Example sflow_summary.log:

Sflow Summary
=============
Workflow : quickstart_dag
Status : COMPLETED
Started : 2026-05-22T12:31:32+08:00
Ended : 2026-05-22T12:31:41+08:00
Duration : 9.017s
Output : /workspace/sflow_output/quickstart_dag-20260522-123132-1ba51e
Tasks : 6
Summary : /workspace/sflow_output/quickstart_dag-20260522-123132-1ba51e/sflow_summary.log
Counts : COMPLETED=6

Runtime
-------
sflow executable:
version : 0.2.2.dev7+g0858dce39.d20260522
bin : /workspace/.venv/bin/sflow
python : /workspace/.venv/bin/python
package : /workspace/.venv/lib/python3.12/site-packages/sflow
install : direct-url
source : https://github.com/NVIDIA/nv-sflow.git@develop

Task Duration Chart
-------------------
prepare_data |###...........................| 1.002s COMPLETED
preprocess |.......####...................| 1.002s COMPLETED
train |..............####............| 1.001s COMPLETED
evaluate_on_dataset1 |.....................#####....| 1.004s COMPLETED
evaluate_on_dataset2 |.....................#####....| 1.003s COMPLETED
export_model |............................##| 0.002s COMPLETED

Timeline
--------
Time Elapsed Task Event Summary
-------- -------- -------------------- --------- -------------------------------
12:31:33 +01.001s prepare_data SUBMITTED attempt=1
12:31:34 +02.003s prepare_data COMPLETED exit=0
12:31:37 +05.007s train SUBMITTED attempt=1
12:31:38 +06.008s train COMPLETED exit=0
12:31:41 +09.017s export_model COMPLETED exit=0

Command Logs
------------
bash: /workspace/sflow_output/quickstart_dag-20260522-123132-1ba51e/bash_cmds.log

Dependencies
------------
START -> prepare_data
prepare_data -> preprocess
preprocess -> train
train -> evaluate_on_dataset1
train -> evaluate_on_dataset2
evaluate_on_dataset1, evaluate_on_dataset2 -> export_model

Command logs

Command logs record launch commands without mixing in task stdout/stderr. They are grouped by command family and written only when matching commands are executed:

  • slurm_cmds.log for salloc, srun, scontrol, scancel, and sbatch
  • bash_cmds.log for bash / sh
  • docker_cmds.log for Docker commands
  • ssh_cmds.log for SSH commands
  • python_cmds.log for Python commands
  • backend_cmds.log for other backend commands

Each entry includes a timestamp, command family, task name when applicable, whether it used a shell, and the formatted command. Use these logs to reproduce launch commands or verify generated Slurm/container flags without scanning full task logs.

Built-in env vars

These are always available inside task scripts:

  • SFLOW_WORKSPACE_DIR: workspace root
  • SFLOW_OUTPUT_DIR: output root (default: <workspace>/sflow_output)
  • SFLOW_WORKFLOW_OUTPUT_DIR: per-run root (where sflow.log lives)
  • SFLOW_TASK_OUTPUT_DIR: per-task dir (where <task>.log lives)

Example pattern:

workflow:
name: wf
tasks:
- name: write_files
script:
- echo "hello" > ${SFLOW_WORKFLOW_OUTPUT_DIR}/hello.txt
- echo "task" > ${SFLOW_TASK_OUTPUT_DIR}/task.txt

task.outputs: parse metrics from task logs (MVP)

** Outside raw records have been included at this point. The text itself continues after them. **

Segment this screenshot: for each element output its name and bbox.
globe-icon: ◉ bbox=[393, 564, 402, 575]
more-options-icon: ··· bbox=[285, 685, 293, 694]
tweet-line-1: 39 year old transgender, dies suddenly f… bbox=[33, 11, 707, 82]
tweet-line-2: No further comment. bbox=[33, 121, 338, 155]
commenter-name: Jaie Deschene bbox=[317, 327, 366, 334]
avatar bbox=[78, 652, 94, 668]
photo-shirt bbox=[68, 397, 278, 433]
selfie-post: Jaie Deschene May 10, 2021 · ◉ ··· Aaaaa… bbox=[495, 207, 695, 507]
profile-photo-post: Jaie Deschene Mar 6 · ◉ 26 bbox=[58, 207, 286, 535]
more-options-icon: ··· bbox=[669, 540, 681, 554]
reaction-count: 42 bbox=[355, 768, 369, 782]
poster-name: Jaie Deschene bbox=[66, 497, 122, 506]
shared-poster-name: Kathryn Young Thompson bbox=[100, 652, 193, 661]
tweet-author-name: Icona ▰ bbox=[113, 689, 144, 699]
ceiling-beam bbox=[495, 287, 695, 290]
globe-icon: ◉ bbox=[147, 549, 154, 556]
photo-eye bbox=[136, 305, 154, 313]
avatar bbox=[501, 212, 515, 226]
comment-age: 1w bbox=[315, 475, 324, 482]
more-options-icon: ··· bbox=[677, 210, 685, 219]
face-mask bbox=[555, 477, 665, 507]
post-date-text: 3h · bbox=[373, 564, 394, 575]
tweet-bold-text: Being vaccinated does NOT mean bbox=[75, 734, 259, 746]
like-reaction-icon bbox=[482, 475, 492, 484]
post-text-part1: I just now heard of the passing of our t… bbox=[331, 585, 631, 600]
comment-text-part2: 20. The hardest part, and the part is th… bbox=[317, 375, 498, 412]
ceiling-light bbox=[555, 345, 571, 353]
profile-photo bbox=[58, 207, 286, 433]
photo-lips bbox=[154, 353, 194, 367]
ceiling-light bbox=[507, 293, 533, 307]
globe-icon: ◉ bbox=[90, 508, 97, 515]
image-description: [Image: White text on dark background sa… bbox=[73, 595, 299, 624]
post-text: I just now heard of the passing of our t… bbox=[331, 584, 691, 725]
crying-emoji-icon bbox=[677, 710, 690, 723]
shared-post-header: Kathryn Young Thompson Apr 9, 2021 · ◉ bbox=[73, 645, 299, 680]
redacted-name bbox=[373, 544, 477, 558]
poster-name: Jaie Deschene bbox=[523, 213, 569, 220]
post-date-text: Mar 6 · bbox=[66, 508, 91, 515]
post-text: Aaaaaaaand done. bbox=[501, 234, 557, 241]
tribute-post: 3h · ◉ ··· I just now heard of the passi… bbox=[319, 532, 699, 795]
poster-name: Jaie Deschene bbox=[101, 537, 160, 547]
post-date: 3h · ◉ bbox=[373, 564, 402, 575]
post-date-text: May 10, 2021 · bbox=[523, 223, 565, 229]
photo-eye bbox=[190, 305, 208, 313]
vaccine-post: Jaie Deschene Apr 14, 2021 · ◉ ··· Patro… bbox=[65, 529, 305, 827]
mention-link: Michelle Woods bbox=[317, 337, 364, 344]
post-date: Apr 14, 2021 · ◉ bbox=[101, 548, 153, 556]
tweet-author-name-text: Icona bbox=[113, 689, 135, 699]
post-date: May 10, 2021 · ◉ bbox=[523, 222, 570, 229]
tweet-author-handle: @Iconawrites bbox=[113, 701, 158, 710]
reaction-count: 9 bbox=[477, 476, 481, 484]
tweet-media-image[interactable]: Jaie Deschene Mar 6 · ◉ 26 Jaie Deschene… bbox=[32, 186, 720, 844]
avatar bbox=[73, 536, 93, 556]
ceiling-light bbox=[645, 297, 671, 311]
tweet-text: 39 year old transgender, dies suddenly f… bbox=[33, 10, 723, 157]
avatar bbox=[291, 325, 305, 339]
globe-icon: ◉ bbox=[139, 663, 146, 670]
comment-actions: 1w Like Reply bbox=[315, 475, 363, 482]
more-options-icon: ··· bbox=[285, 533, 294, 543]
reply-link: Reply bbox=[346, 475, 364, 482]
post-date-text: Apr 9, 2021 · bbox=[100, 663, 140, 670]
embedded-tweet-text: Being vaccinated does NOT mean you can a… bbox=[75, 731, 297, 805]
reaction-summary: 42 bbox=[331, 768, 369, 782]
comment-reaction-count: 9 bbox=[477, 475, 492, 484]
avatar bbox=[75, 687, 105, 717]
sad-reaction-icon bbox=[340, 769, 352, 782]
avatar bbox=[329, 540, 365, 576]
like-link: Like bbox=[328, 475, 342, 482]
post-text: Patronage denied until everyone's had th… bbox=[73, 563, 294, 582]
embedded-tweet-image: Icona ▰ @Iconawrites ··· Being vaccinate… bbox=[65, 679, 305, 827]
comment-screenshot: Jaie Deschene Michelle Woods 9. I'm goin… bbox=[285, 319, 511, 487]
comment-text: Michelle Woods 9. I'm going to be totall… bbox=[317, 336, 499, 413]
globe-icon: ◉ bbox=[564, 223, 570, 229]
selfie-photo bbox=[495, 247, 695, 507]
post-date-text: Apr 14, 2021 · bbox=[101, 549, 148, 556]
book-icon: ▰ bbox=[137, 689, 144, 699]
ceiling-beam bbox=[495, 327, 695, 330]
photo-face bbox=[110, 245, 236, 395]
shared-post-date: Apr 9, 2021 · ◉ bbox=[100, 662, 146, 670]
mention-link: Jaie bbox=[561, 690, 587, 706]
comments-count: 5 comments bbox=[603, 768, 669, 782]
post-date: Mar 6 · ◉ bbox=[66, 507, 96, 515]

In v0.1, task.outputs is supported as a best-effort “metrics extraction” mechanism:

  • You declare one or more parse-style patterns
  • After a task completes successfully, sflow scans the task log and extracts named fields
  • The parsed outputs are written to ${SFLOW_TASK_OUTPUT_DIR}/outputs.json

Example: extract TTFT and throughput

workflow:
name: wf
tasks:
- name: benchmark
script:
- echo "TTFT: 42.5 ms"
- echo "tok/s: 123.0"
outputs:
- pattern: "TTFT: {ttft:f} ms"
- pattern: "tok/s: {tps:f}"

Result file:

  • ${SFLOW_TASK_OUTPUT_DIR}/outputs.json

It looks like:

{
"task": "benchmark",
"specs": [
{ "pattern": "TTFT: {ttft:f} ms", "source": "stdout" },
{ "pattern": "tok/s: {tps:f}", "source": "stdout" }
],
"outputs": {
"ttft": 42.5,
"tps": 123.0
}
}

Semantics (current MVP behavior)

  • Where it parses from: the merged task log file (${SFLOW_TASK_OUTPUT_DIR}/${task}.log)
  • When it runs: only after the task finishes with exit code 0
  • Multiple matches: if the same key appears multiple times, you get a list; otherwise a scalar
  • Failure behavior: missing log / parse errors return {} (best-effort; workflow does not fail)

Common gotchas (worth knowing)

  • Parallel tasks writing the same file: if two tasks run in parallel and both write to the same path under ${SFLOW_WORKFLOW_OUTPUT_DIR} (e.g. metrics.txt), you'll have a race/overwrite. Prefer either:
    • write per-task files under ${SFLOW_TASK_OUTPUT_DIR}, or
    • give each task a unique filename under ${SFLOW_WORKFLOW_OUTPUT_DIR}.